The first spark of evidence that combining these two approaches works to prevent violence comes from the Intervention with Microfinance for AIDS and Gender Equity (IMAGE) study in rural South Africa. The programs included in the recent evidence review are from Tajikistan, Nepal, South Africa, and Afghanistan.

https://www.whatworks.co.za/resources/evidence-reviews/item/652-combined-economic-empowerment-and-gender-transformative-interventionsWhile emerging evidence shows how poverty and food insecurity are drivers of intimate partner violence, more research needs to be done to explore how cultural context and gender norms play into this equation, too. The WhatWorks evidence review finds that, for most of the programs featured in this study, combining economic empowerment with gender transformative programming for women, their male partners, and other family members increases income, reduces food insecurity, reduces household stress, and increases gender equitable beliefs in families and in communities, which work together to decrease intimate partner violence perpetration.

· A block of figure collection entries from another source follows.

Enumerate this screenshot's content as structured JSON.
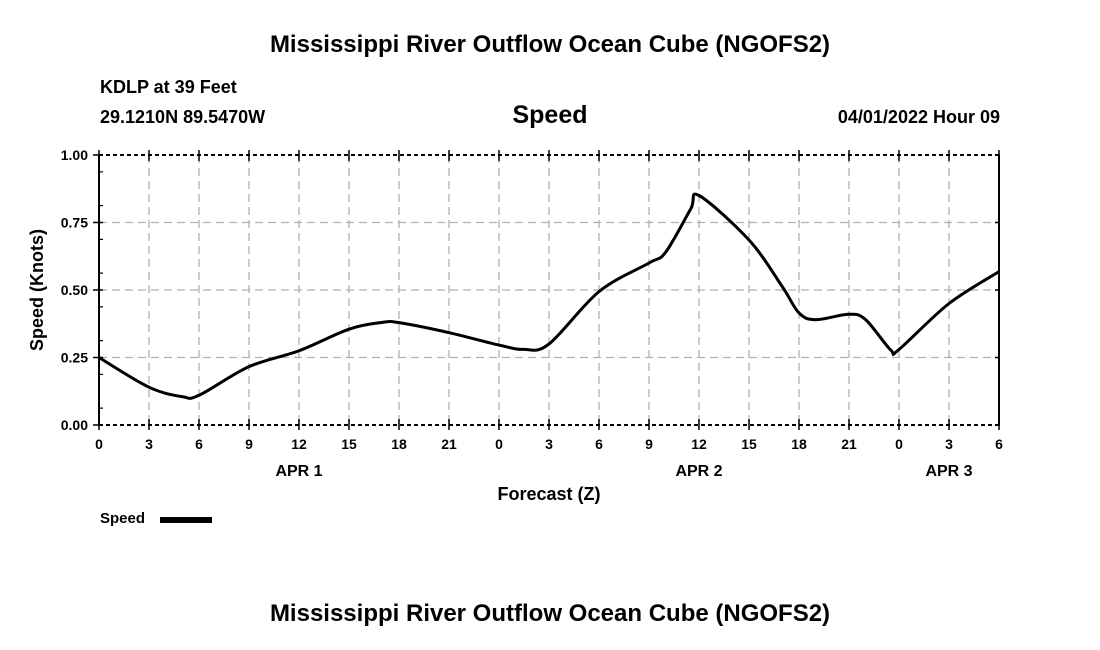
{
  "header": {
    "title": "Mississippi River Outflow Ocean Cube (NGOFS2)",
    "station": "KDLP at 39 Feet",
    "coords": "29.1210N  89.5470W",
    "variable": "Speed",
    "datetime": "04/01/2022 Hour 09"
  },
  "legend": {
    "label": "Speed",
    "color": "#000000"
  },
  "footer": {
    "title": "Mississippi River Outflow Ocean Cube (NGOFS2)"
  },
  "chart_data": {
    "type": "line",
    "title": "Speed",
    "xlabel": "Forecast (Z)",
    "ylabel": "Speed (Knots)",
    "xlim": [
      0,
      54
    ],
    "ylim": [
      0,
      1
    ],
    "grid": true,
    "legend_position": "bottom-left",
    "x_ticks": [
      0,
      3,
      6,
      9,
      12,
      15,
      18,
      21,
      24,
      27,
      30,
      33,
      36,
      39,
      42,
      45,
      48,
      51,
      54
    ],
    "x_tick_labels": [
      "0",
      "3",
      "6",
      "9",
      "12",
      "15",
      "18",
      "21",
      "0",
      "3",
      "6",
      "9",
      "12",
      "15",
      "18",
      "21",
      "0",
      "3",
      "6"
    ],
    "date_labels": [
      {
        "hour": 12,
        "label": "APR 1"
      },
      {
        "hour": 36,
        "label": "APR 2"
      },
      {
        "hour": 51,
        "label": "APR 3"
      }
    ],
    "y_ticks": [
      0,
      0.25,
      0.5,
      0.75,
      1.0
    ],
    "y_tick_labels": [
      "0.00",
      "0.25",
      "0.50",
      "0.75",
      "1.00"
    ],
    "series": [
      {
        "name": "Speed",
        "color": "#000000",
        "x": [
          0,
          3,
          5,
          6,
          9,
          12,
          15,
          17,
          18,
          21,
          24,
          25.5,
          27,
          30,
          33,
          34,
          35.5,
          36,
          39,
          41,
          42,
          43,
          45,
          46,
          47.5,
          48,
          51,
          54
        ],
        "y": [
          0.25,
          0.14,
          0.105,
          0.11,
          0.216,
          0.275,
          0.355,
          0.38,
          0.379,
          0.342,
          0.296,
          0.28,
          0.3,
          0.494,
          0.6,
          0.64,
          0.8,
          0.85,
          0.685,
          0.512,
          0.415,
          0.39,
          0.41,
          0.39,
          0.278,
          0.28,
          0.45,
          0.568
        ]
      }
    ]
  }
}
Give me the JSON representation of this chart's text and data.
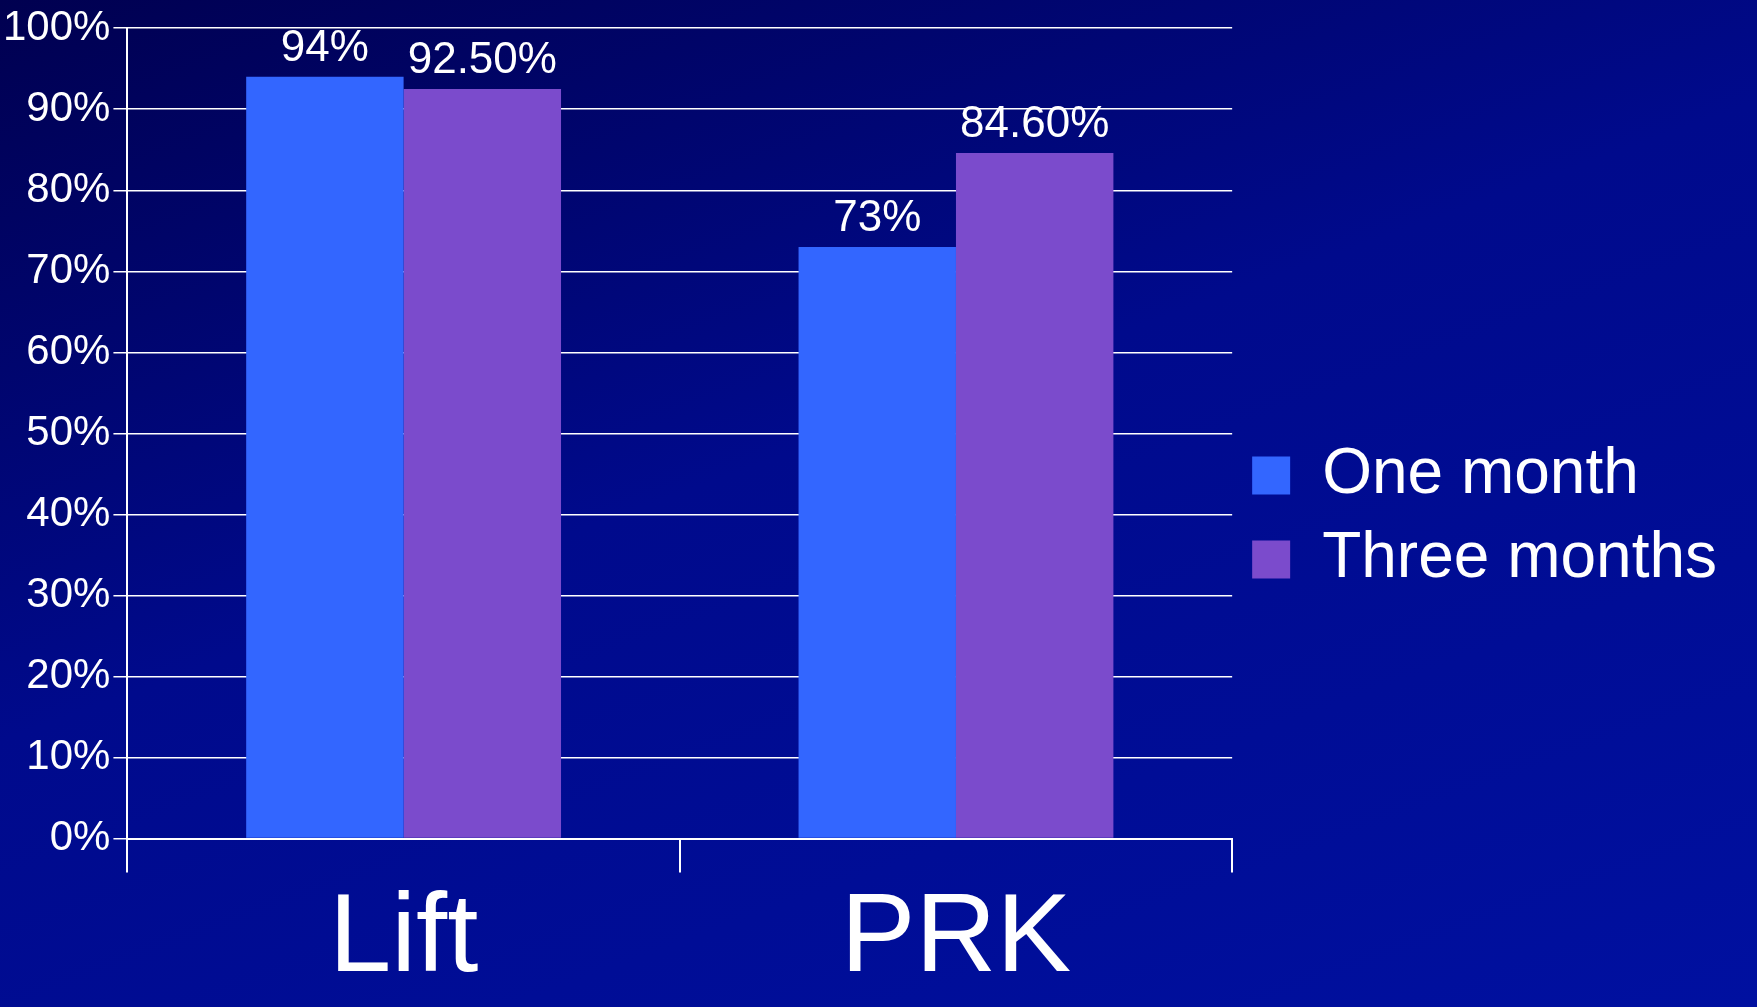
{
  "chart_data": {
    "type": "bar",
    "categories": [
      "Lift",
      "PRK"
    ],
    "series": [
      {
        "name": "One month",
        "color": "#3366ff",
        "values": [
          94,
          73
        ],
        "value_labels": [
          "94%",
          "73%"
        ]
      },
      {
        "name": "Three months",
        "color": "#7b4bcc",
        "values": [
          92.5,
          84.6
        ],
        "value_labels": [
          "92.50%",
          "84.60%"
        ]
      }
    ],
    "ylim": [
      0,
      100
    ],
    "yticks": [
      {
        "value": 0,
        "label": "0%"
      },
      {
        "value": 10,
        "label": "10%"
      },
      {
        "value": 20,
        "label": "20%"
      },
      {
        "value": 30,
        "label": "30%"
      },
      {
        "value": 40,
        "label": "40%"
      },
      {
        "value": 50,
        "label": "50%"
      },
      {
        "value": 60,
        "label": "60%"
      },
      {
        "value": 70,
        "label": "70%"
      },
      {
        "value": 80,
        "label": "80%"
      },
      {
        "value": 90,
        "label": "90%"
      },
      {
        "value": 100,
        "label": "100%"
      }
    ],
    "grid": "y",
    "legend": "right"
  }
}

None of the programs included in this review take place in the United States, so how can U.S. prevention practitioners adapt these findings in their own work? Lack of access to financial resources is not a sole driver of violence, but is part of a bigger picture of inequality. Combining economic opportunities, like paid family leave, with other interventions, like educating folks with these least institutional access on their rights and resources to paid family leave, can have the greatest impact on violence prevention. Alejandra Aguilar and Jenya Cassidy from California shared just how they did that on a recent PreventConnect web conference on economic opportunities for violence prevention.

Like any prevention strategy, context matters, and none of the approaches and strategies can work alone to end sexual and intimate partner violence. Knowing that both economic opportunities and gender equity are key to ending violence is one thing, but combining both strategies in one program can strengthen comprehensive prevention and have the greatest impact for creating a culture free from violence.